The movement for Black lives led the way, as Black movements are forced to do in the U.S., and now even people who couldn't picture themselves taking the streets in 2014 or 2020 are looking at their reproductive freedoms stripped away, and breathing in this whirlwind of mass shootings, and people are going to tip.
But repressive movements, at the grassroots and in the high echelons of politics, have already advanced really far. We don't know if the resistance that grows now will succeed in pushing back their advance and reclaiming ground on which to plant democracy, or if it will itself be ultimately forced underground as those repressive movements continue to grow.
The thing I want people to know who are entering this new landscape of resistance is that we have to do things in a different way than we have been. Whether we end up publicly turning things around in this country for the better, or we end up without above-ground power in the coming period and just fighting to protect each other in much more shielded ways, either of those situations are going to require that we operate much more like the most high-functioning working-class movements of the past, and less like how the internet-era Left has been functioning until now.
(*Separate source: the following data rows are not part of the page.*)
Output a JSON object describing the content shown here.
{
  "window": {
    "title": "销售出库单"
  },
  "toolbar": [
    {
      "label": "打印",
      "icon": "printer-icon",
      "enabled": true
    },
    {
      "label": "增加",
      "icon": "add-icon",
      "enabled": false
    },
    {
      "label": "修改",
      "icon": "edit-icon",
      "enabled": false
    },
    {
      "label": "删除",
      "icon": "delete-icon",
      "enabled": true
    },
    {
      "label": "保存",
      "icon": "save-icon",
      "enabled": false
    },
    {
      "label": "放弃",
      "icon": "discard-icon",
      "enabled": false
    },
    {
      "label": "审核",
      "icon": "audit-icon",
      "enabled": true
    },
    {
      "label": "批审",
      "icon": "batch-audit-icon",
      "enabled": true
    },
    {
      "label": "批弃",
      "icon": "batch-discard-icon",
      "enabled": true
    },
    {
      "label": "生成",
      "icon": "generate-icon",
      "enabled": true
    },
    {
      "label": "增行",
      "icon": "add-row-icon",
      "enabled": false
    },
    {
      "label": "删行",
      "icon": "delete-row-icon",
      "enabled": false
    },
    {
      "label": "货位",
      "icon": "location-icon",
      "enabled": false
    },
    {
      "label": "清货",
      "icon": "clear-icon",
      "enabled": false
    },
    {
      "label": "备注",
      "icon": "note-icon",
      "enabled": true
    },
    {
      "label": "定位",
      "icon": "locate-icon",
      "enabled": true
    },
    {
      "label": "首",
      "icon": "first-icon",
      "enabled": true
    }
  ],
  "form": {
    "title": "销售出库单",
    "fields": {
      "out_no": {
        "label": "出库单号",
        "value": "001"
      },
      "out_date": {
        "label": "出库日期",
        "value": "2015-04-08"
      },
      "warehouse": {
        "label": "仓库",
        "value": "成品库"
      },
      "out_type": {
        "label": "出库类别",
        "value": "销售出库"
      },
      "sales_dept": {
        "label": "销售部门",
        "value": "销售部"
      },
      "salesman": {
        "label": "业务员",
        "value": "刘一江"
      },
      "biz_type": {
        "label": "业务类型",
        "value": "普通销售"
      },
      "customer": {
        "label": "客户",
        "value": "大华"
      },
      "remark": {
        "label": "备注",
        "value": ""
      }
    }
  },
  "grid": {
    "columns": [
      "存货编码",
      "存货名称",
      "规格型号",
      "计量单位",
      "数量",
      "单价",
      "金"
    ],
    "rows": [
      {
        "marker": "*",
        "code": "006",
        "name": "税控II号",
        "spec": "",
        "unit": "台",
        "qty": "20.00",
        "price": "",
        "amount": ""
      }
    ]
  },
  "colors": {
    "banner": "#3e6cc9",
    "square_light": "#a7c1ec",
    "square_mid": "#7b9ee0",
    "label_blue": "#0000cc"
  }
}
We need to reground ourselves in how movements act when they know who is with them and who is against them. We need to remember how to protect each other and protect our ranks, even when our ranks are full of flawed human beings who get things wrong on a daily basis. Part of my motivation for starting this blog is to share some glimpses of what it was like for me to come of age in a movement that operated differently than today; a movement that, despite its flaws, had valuable lessons for the years we're headed into. Wish me luck picking some of these drafts and getting started.